Factors Considered for Further Review
In deciding whether to grant further review, the higher courts look at several factors:
If the circuit courts are divided on a particular legal issue, known as a circuit split, the Supreme Court is more likely to take the case to resolve the split.
Novel Legal Issues
The Supreme Court often looks for cases that raise new or unsettled questions of federal law that require its interpretation.
Matters of National Importance
For the Supreme Court, cases implicating Constitutional rights, government authority, or the public interest may warrant review even without a circuit split.
Limits of Further Review
While further review is possible, it faces some inherent limits:
Parties have strict deadlines, often just 30-90 days, for filing appeals and cert petitions seeking further review. Missing these deadlines can forfeit the right to appeal.
Limited Docket of Higher Courts
Higher courts have discretion over their dockets. They tend to select only the most important cases to review due to their limited resources.
Strategies for Securing Further Review
To increase the odds of higher court review, parties can:
Framing the Petition
Skillfully framing the cert petition to emphasize circuit splits, novel questions, and national impact can catch the Court’s interest.
Securing Amicus Briefs
Filing amicus curiae or “friend of the court” briefs from interested third parties bolsters the case’s importance.
If granted review, strong oral advocacy highlighting the merits of further review can persuade the judges.
Further review of federal court decisions generally falls under the jurisdiction of the next higher court in the appeals process. But securing review is often discretionary and limited to cases with compelling reasons warranting higher court consideration. Understanding the avenues and strategies for appealing federal court rulings is key for parties seeking to overturn unfavorable judgments. With the right approach, further review may still be possible.

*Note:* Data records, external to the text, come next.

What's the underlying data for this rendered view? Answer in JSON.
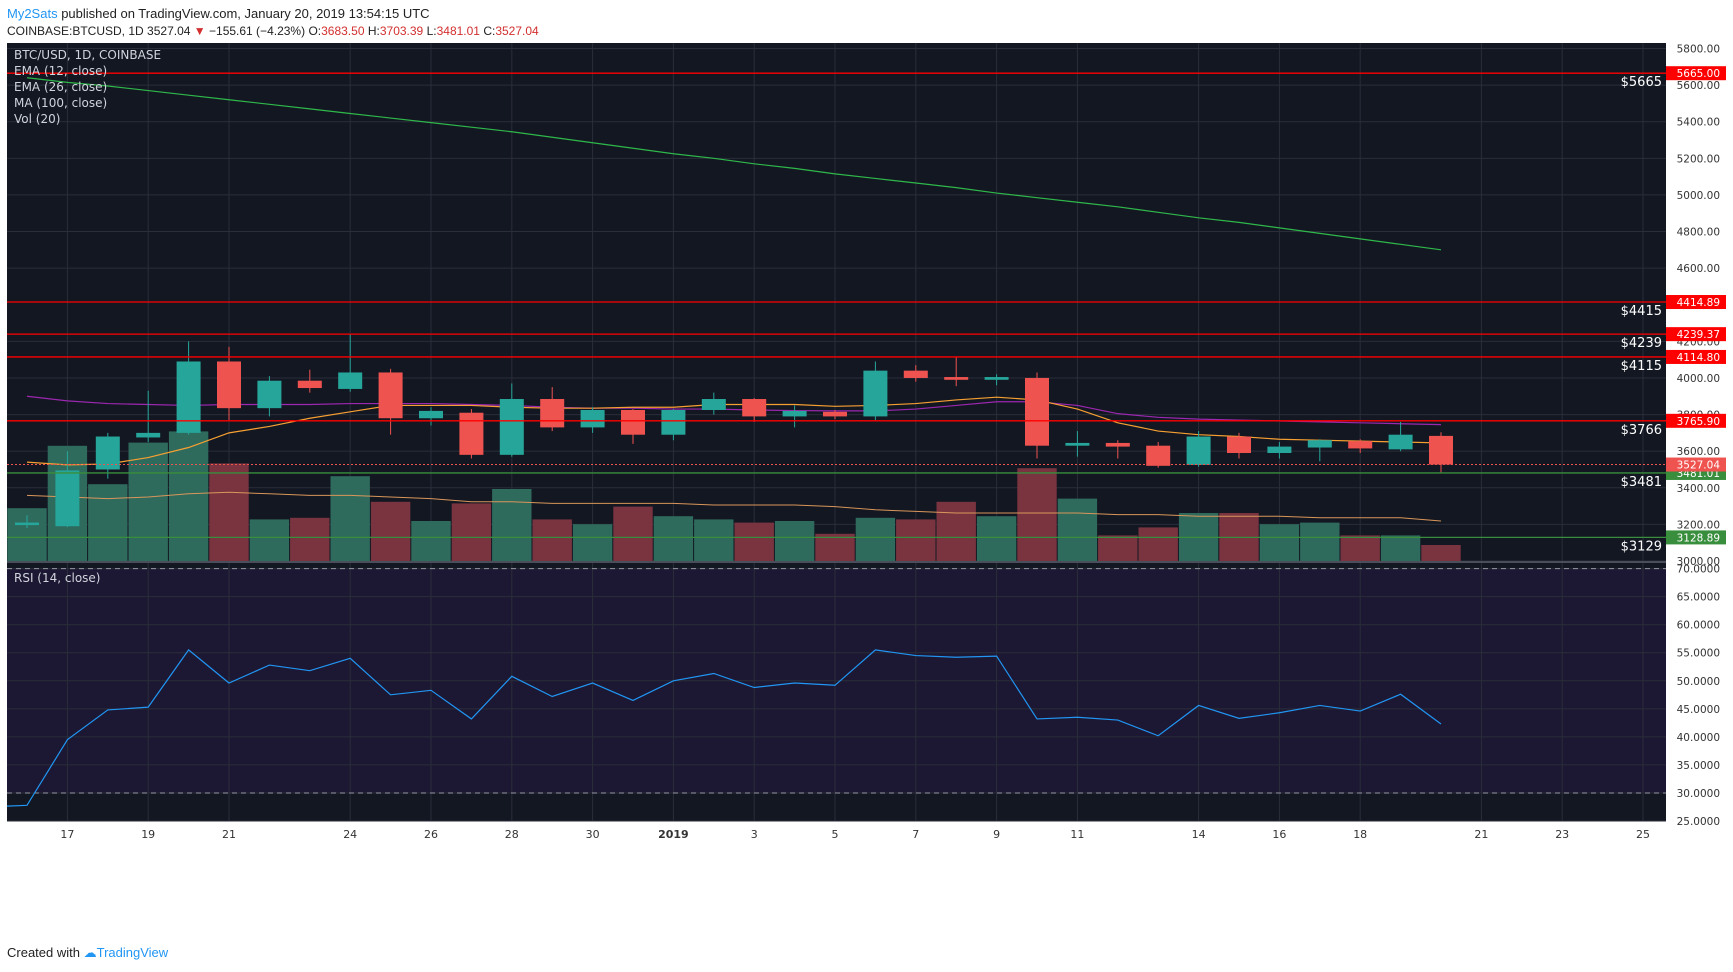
{
  "header": {
    "user": "My2Sats",
    "published": "published on TradingView.com, January 20, 2019 13:54:15 UTC",
    "symbol": "COINBASE:BTCUSD, 1D",
    "last": "3527.04",
    "change": "−155.61 (−4.23%)",
    "ohlc_o_label": "O:",
    "ohlc_o": "3683.50",
    "ohlc_h_label": "H:",
    "ohlc_h": "3703.39",
    "ohlc_l_label": "L:",
    "ohlc_l": "3481.01",
    "ohlc_c_label": "C:",
    "ohlc_c": "3527.04"
  },
  "legend": [
    "BTC/USD, 1D, COINBASE",
    "EMA (12, close)",
    "EMA (26, close)",
    "MA (100, close)",
    "Vol (20)"
  ],
  "rsi_legend": "RSI (14, close)",
  "footer": {
    "created": "Created with",
    "brand": "TradingView"
  },
  "colors": {
    "bg": "#131722",
    "rsi_bg": "#1c1733",
    "up": "#26a69a",
    "down": "#ef5350",
    "ema12": "#f7a032",
    "ema26": "#9c27b0",
    "ma100": "#2fb84a",
    "rsi": "#2196f3",
    "hline": "#ff0000",
    "hline_green": "#388e3c"
  },
  "chart_data": {
    "type": "candlestick",
    "price_axis": {
      "ticks": [
        "5800.00",
        "5600.00",
        "5400.00",
        "5200.00",
        "5000.00",
        "4800.00",
        "4600.00",
        "4200.00",
        "4000.00",
        "3800.00",
        "3600.00",
        "3400.00",
        "3200.00",
        "3000.00"
      ],
      "range": [
        3000,
        5830
      ]
    },
    "x_labels": [
      {
        "label": "17",
        "i": 1
      },
      {
        "label": "19",
        "i": 3
      },
      {
        "label": "21",
        "i": 5
      },
      {
        "label": "24",
        "i": 8
      },
      {
        "label": "26",
        "i": 10
      },
      {
        "label": "28",
        "i": 12
      },
      {
        "label": "30",
        "i": 14
      },
      {
        "label": "2019",
        "i": 16
      },
      {
        "label": "3",
        "i": 18
      },
      {
        "label": "5",
        "i": 20
      },
      {
        "label": "7",
        "i": 22
      },
      {
        "label": "9",
        "i": 24
      },
      {
        "label": "11",
        "i": 26
      },
      {
        "label": "14",
        "i": 29
      },
      {
        "label": "16",
        "i": 31
      },
      {
        "label": "18",
        "i": 33
      },
      {
        "label": "21",
        "i": 36
      },
      {
        "label": "23",
        "i": 38
      },
      {
        "label": "25",
        "i": 40
      }
    ],
    "candles": [
      {
        "o": 3196,
        "h": 3250,
        "l": 3180,
        "c": 3210
      },
      {
        "o": 3190,
        "h": 3600,
        "l": 3185,
        "c": 3495
      },
      {
        "o": 3500,
        "h": 3700,
        "l": 3450,
        "c": 3680
      },
      {
        "o": 3675,
        "h": 3930,
        "l": 3650,
        "c": 3700
      },
      {
        "o": 3700,
        "h": 4200,
        "l": 3690,
        "c": 4090
      },
      {
        "o": 4090,
        "h": 4170,
        "l": 3770,
        "c": 3835
      },
      {
        "o": 3835,
        "h": 4010,
        "l": 3790,
        "c": 3985
      },
      {
        "o": 3985,
        "h": 4045,
        "l": 3920,
        "c": 3945
      },
      {
        "o": 3940,
        "h": 4240,
        "l": 3925,
        "c": 4030
      },
      {
        "o": 4030,
        "h": 4050,
        "l": 3690,
        "c": 3780
      },
      {
        "o": 3780,
        "h": 3840,
        "l": 3740,
        "c": 3820
      },
      {
        "o": 3810,
        "h": 3830,
        "l": 3560,
        "c": 3580
      },
      {
        "o": 3580,
        "h": 3970,
        "l": 3570,
        "c": 3885
      },
      {
        "o": 3885,
        "h": 3950,
        "l": 3710,
        "c": 3730
      },
      {
        "o": 3730,
        "h": 3840,
        "l": 3700,
        "c": 3825
      },
      {
        "o": 3825,
        "h": 3830,
        "l": 3640,
        "c": 3690
      },
      {
        "o": 3690,
        "h": 3830,
        "l": 3660,
        "c": 3825
      },
      {
        "o": 3825,
        "h": 3920,
        "l": 3800,
        "c": 3885
      },
      {
        "o": 3885,
        "h": 3890,
        "l": 3760,
        "c": 3790
      },
      {
        "o": 3790,
        "h": 3850,
        "l": 3730,
        "c": 3820
      },
      {
        "o": 3815,
        "h": 3825,
        "l": 3775,
        "c": 3790
      },
      {
        "o": 3790,
        "h": 4090,
        "l": 3770,
        "c": 4040
      },
      {
        "o": 4040,
        "h": 4070,
        "l": 3980,
        "c": 4000
      },
      {
        "o": 4005,
        "h": 4115,
        "l": 3955,
        "c": 3990
      },
      {
        "o": 3990,
        "h": 4020,
        "l": 3960,
        "c": 4005
      },
      {
        "o": 4000,
        "h": 4030,
        "l": 3560,
        "c": 3630
      },
      {
        "o": 3630,
        "h": 3710,
        "l": 3570,
        "c": 3645
      },
      {
        "o": 3645,
        "h": 3660,
        "l": 3560,
        "c": 3625
      },
      {
        "o": 3630,
        "h": 3650,
        "l": 3510,
        "c": 3520
      },
      {
        "o": 3525,
        "h": 3710,
        "l": 3515,
        "c": 3680
      },
      {
        "o": 3680,
        "h": 3700,
        "l": 3560,
        "c": 3590
      },
      {
        "o": 3590,
        "h": 3650,
        "l": 3560,
        "c": 3625
      },
      {
        "o": 3620,
        "h": 3665,
        "l": 3545,
        "c": 3660
      },
      {
        "o": 3655,
        "h": 3665,
        "l": 3590,
        "c": 3615
      },
      {
        "o": 3610,
        "h": 3760,
        "l": 3600,
        "c": 3690
      },
      {
        "o": 3683.5,
        "h": 3703.39,
        "l": 3481.01,
        "c": 3527.04
      }
    ],
    "volume": [
      0.33,
      0.72,
      0.48,
      0.74,
      0.81,
      0.61,
      0.26,
      0.27,
      0.53,
      0.37,
      0.25,
      0.36,
      0.45,
      0.26,
      0.23,
      0.34,
      0.28,
      0.26,
      0.24,
      0.25,
      0.17,
      0.27,
      0.26,
      0.37,
      0.28,
      0.58,
      0.39,
      0.16,
      0.21,
      0.3,
      0.3,
      0.23,
      0.24,
      0.16,
      0.16,
      0.1
    ],
    "ema12": [
      3540,
      3525,
      3530,
      3565,
      3620,
      3700,
      3735,
      3780,
      3815,
      3850,
      3850,
      3850,
      3840,
      3835,
      3835,
      3840,
      3840,
      3855,
      3855,
      3855,
      3845,
      3850,
      3860,
      3880,
      3895,
      3880,
      3830,
      3755,
      3710,
      3690,
      3680,
      3665,
      3660,
      3655,
      3650,
      3645
    ],
    "ema26": [
      3900,
      3875,
      3860,
      3855,
      3850,
      3855,
      3855,
      3855,
      3860,
      3860,
      3860,
      3855,
      3850,
      3840,
      3835,
      3835,
      3830,
      3830,
      3825,
      3822,
      3820,
      3820,
      3830,
      3850,
      3870,
      3870,
      3850,
      3805,
      3785,
      3775,
      3770,
      3765,
      3760,
      3755,
      3750,
      3745
    ],
    "ma100": [
      5640,
      5615,
      5595,
      5570,
      5545,
      5520,
      5495,
      5470,
      5445,
      5420,
      5395,
      5370,
      5345,
      5315,
      5285,
      5255,
      5225,
      5200,
      5170,
      5145,
      5115,
      5090,
      5065,
      5040,
      5010,
      4985,
      4960,
      4935,
      4905,
      4875,
      4850,
      4820,
      4790,
      4760,
      4730,
      4700
    ],
    "vol_ma": [
      0.41,
      0.4,
      0.39,
      0.4,
      0.42,
      0.43,
      0.42,
      0.41,
      0.41,
      0.4,
      0.39,
      0.37,
      0.37,
      0.36,
      0.36,
      0.36,
      0.36,
      0.35,
      0.35,
      0.35,
      0.34,
      0.32,
      0.31,
      0.3,
      0.3,
      0.3,
      0.3,
      0.29,
      0.29,
      0.28,
      0.28,
      0.28,
      0.27,
      0.27,
      0.27,
      0.25
    ],
    "hlines": [
      {
        "value": 5665.0,
        "label": "5665.00",
        "note": "$5665",
        "color": "#ff0000"
      },
      {
        "value": 4414.89,
        "label": "4414.89",
        "note": "$4415",
        "color": "#ff0000"
      },
      {
        "value": 4239.37,
        "label": "4239.37",
        "note": "$4239",
        "color": "#ff0000"
      },
      {
        "value": 4114.8,
        "label": "4114.80",
        "note": "$4115",
        "color": "#ff0000"
      },
      {
        "value": 3765.9,
        "label": "3765.90",
        "note": "$3766",
        "color": "#ff0000"
      },
      {
        "value": 3481.01,
        "label": "3481.01",
        "note": "$3481",
        "color": "#388e3c"
      },
      {
        "value": 3128.89,
        "label": "3128.89",
        "note": "$3129",
        "color": "#388e3c"
      }
    ],
    "last_price": {
      "value": 3527.04,
      "label": "3527.04"
    },
    "rsi": {
      "ticks": [
        "70.0000",
        "65.0000",
        "60.0000",
        "55.0000",
        "50.0000",
        "45.0000",
        "40.0000",
        "35.0000",
        "30.0000",
        "25.0000"
      ],
      "range": [
        25,
        71
      ],
      "bands": [
        70,
        30
      ],
      "values": [
        27.5,
        27.8,
        39.5,
        44.8,
        45.3,
        55.5,
        49.6,
        52.8,
        51.8,
        54.0,
        47.5,
        48.3,
        43.2,
        50.8,
        47.2,
        49.6,
        46.5,
        50.0,
        51.3,
        48.8,
        49.6,
        49.2,
        55.5,
        54.5,
        54.2,
        54.4,
        43.2,
        43.5,
        43.0,
        40.2,
        45.6,
        43.3,
        44.3,
        45.6,
        44.6,
        47.6,
        42.3
      ],
      "x_offset": -1
    }
  }
}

Frequently Asked Questions
What are the levels of the federal court system?
The levels are U.S. District Courts, U.S. Courts of Appeals (circuit courts), and the U.S. Supreme Court, in ascending order.

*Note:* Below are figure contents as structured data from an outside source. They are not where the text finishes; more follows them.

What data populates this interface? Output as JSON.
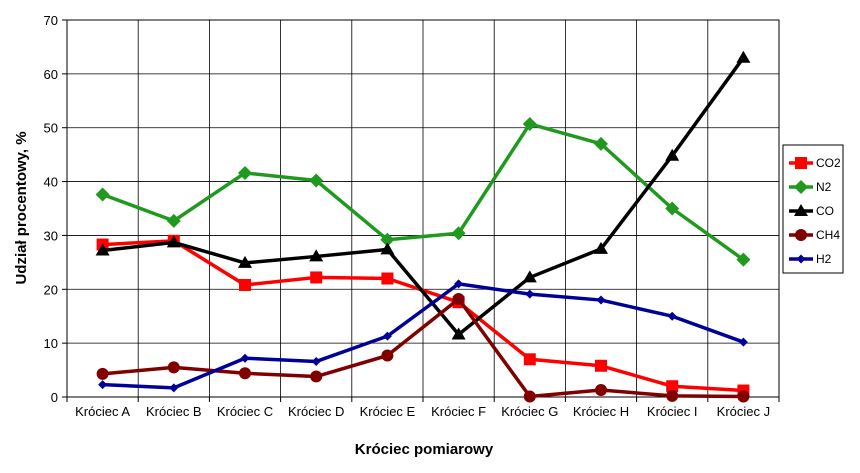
{
  "chart_data": {
    "type": "line",
    "title": "",
    "xlabel": "Króciec pomiarowy",
    "ylabel": "Udział procentowy, %",
    "ylim": [
      0,
      70
    ],
    "ytick_step": 10,
    "grid": true,
    "legend_position": "right",
    "categories": [
      "Króciec A",
      "Króciec B",
      "Króciec C",
      "Króciec D",
      "Króciec E",
      "Króciec F",
      "Króciec G",
      "Króciec H",
      "Króciec I",
      "Króciec J"
    ],
    "series": [
      {
        "name": "CO2",
        "color": "#ff0000",
        "marker": "square",
        "values": [
          28.3,
          29.0,
          20.8,
          22.2,
          22.0,
          17.6,
          7.0,
          5.8,
          2.0,
          1.2
        ]
      },
      {
        "name": "N2",
        "color": "#1f9a1f",
        "marker": "diamond",
        "values": [
          37.6,
          32.7,
          41.6,
          40.2,
          29.2,
          30.4,
          50.7,
          47.0,
          35.0,
          25.5
        ]
      },
      {
        "name": "CO",
        "color": "#000000",
        "marker": "triangle",
        "values": [
          27.2,
          28.7,
          24.9,
          26.1,
          27.4,
          11.6,
          22.2,
          27.5,
          44.8,
          63.0
        ]
      },
      {
        "name": "CH4",
        "color": "#800000",
        "marker": "circle",
        "values": [
          4.3,
          5.5,
          4.4,
          3.8,
          7.7,
          18.2,
          0.1,
          1.3,
          0.2,
          0.1
        ]
      },
      {
        "name": "H2",
        "color": "#000099",
        "marker": "diamond-small",
        "values": [
          2.3,
          1.7,
          7.2,
          6.6,
          11.3,
          21.0,
          19.1,
          18.0,
          15.0,
          10.2
        ]
      }
    ]
  }
}
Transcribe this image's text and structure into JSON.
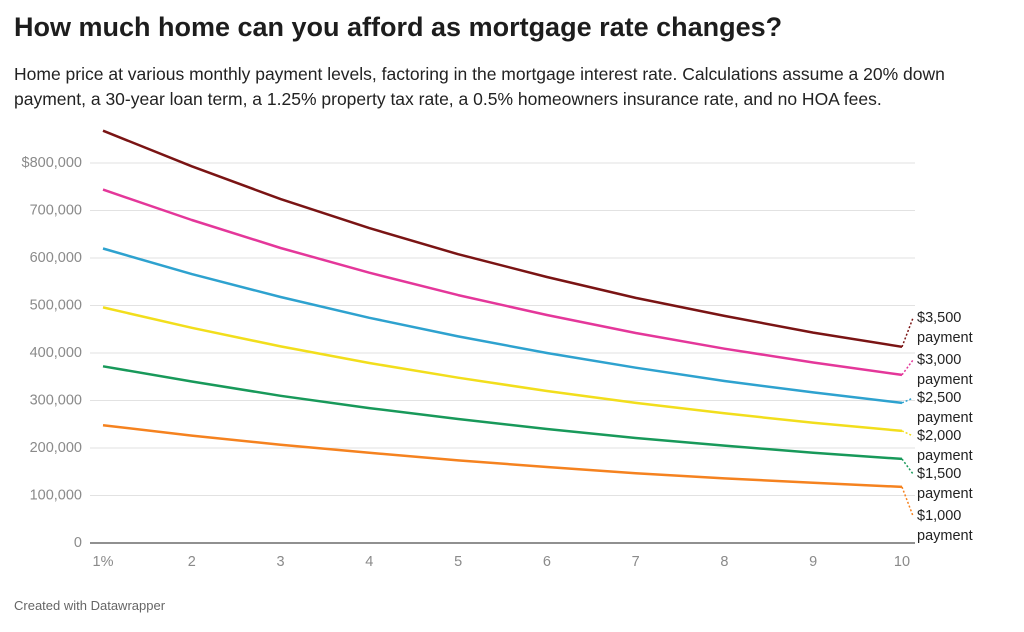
{
  "chart_data": {
    "type": "line",
    "title": "How much home can you afford as mortgage rate changes?",
    "subtitle": "Home price at various monthly payment levels, factoring in the mortgage interest rate. Calculations assume a 20% down payment, a 30-year loan term, a 1.25% property tax rate, a 0.5% homeowners insurance rate, and no HOA fees.",
    "footer": "Created with Datawrapper",
    "x": [
      1,
      2,
      3,
      4,
      5,
      6,
      7,
      8,
      9,
      10
    ],
    "xlim": [
      1,
      10
    ],
    "xticks": [
      {
        "value": 1,
        "label": "1%"
      },
      2,
      3,
      4,
      5,
      6,
      7,
      8,
      9,
      10
    ],
    "ylim": [
      0,
      880000
    ],
    "yticks": [
      0,
      {
        "value": 100000,
        "label": "100,000"
      },
      {
        "value": 200000,
        "label": "200,000"
      },
      {
        "value": 300000,
        "label": "300,000"
      },
      {
        "value": 400000,
        "label": "400,000"
      },
      {
        "value": 500000,
        "label": "500,000"
      },
      {
        "value": 600000,
        "label": "600,000"
      },
      {
        "value": 700000,
        "label": "700,000"
      },
      {
        "value": 800000,
        "label": "$800,000"
      }
    ],
    "grid": true,
    "series": [
      {
        "name": "$3,500 payment",
        "color": "#7a1414",
        "values": [
          868000,
          793000,
          724000,
          663000,
          608000,
          560000,
          516000,
          478000,
          443000,
          413000
        ]
      },
      {
        "name": "$3,000 payment",
        "color": "#e4379a",
        "values": [
          744000,
          680000,
          621000,
          569000,
          522000,
          480000,
          442000,
          409000,
          380000,
          354000
        ]
      },
      {
        "name": "$2,500 payment",
        "color": "#2ea2cf",
        "values": [
          620000,
          566000,
          518000,
          474000,
          435000,
          400000,
          369000,
          341000,
          317000,
          295000
        ]
      },
      {
        "name": "$2,000 payment",
        "color": "#f2de1c",
        "values": [
          496000,
          453000,
          414000,
          379000,
          348000,
          320000,
          295000,
          273000,
          253000,
          236000
        ]
      },
      {
        "name": "$1,500 payment",
        "color": "#18995a",
        "values": [
          372000,
          340000,
          310000,
          284000,
          261000,
          240000,
          221000,
          205000,
          190000,
          177000
        ]
      },
      {
        "name": "$1,000 payment",
        "color": "#f5821f",
        "values": [
          248000,
          226000,
          207000,
          190000,
          174000,
          160000,
          147000,
          136000,
          127000,
          118000
        ]
      }
    ]
  }
}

How long does a party have to file an appeal?
Deadlines vary but are typically 30-90 days after entry of judgment in district court or denial of rehearing in circuit court. Strict compliance with deadlines is required.
When can a party request rehearing of a federal court decision?
Grounds are limited but include claiming the court overlooked facts or law or needing to correct a clear error. Rehearing rarely succeeds.
What percentage of cert petitions does the Supreme Court grant?
Only about 1% of cert petitions are granted review annually. Competition is fierce given the Court’s limited docket.
What are the best strategies to get the Supreme Court to grant cert?
Emphasizing circuit splits, novel legal issues, and national importance can improve the chances. So can securing amicus briefs and excellent oral advocacy.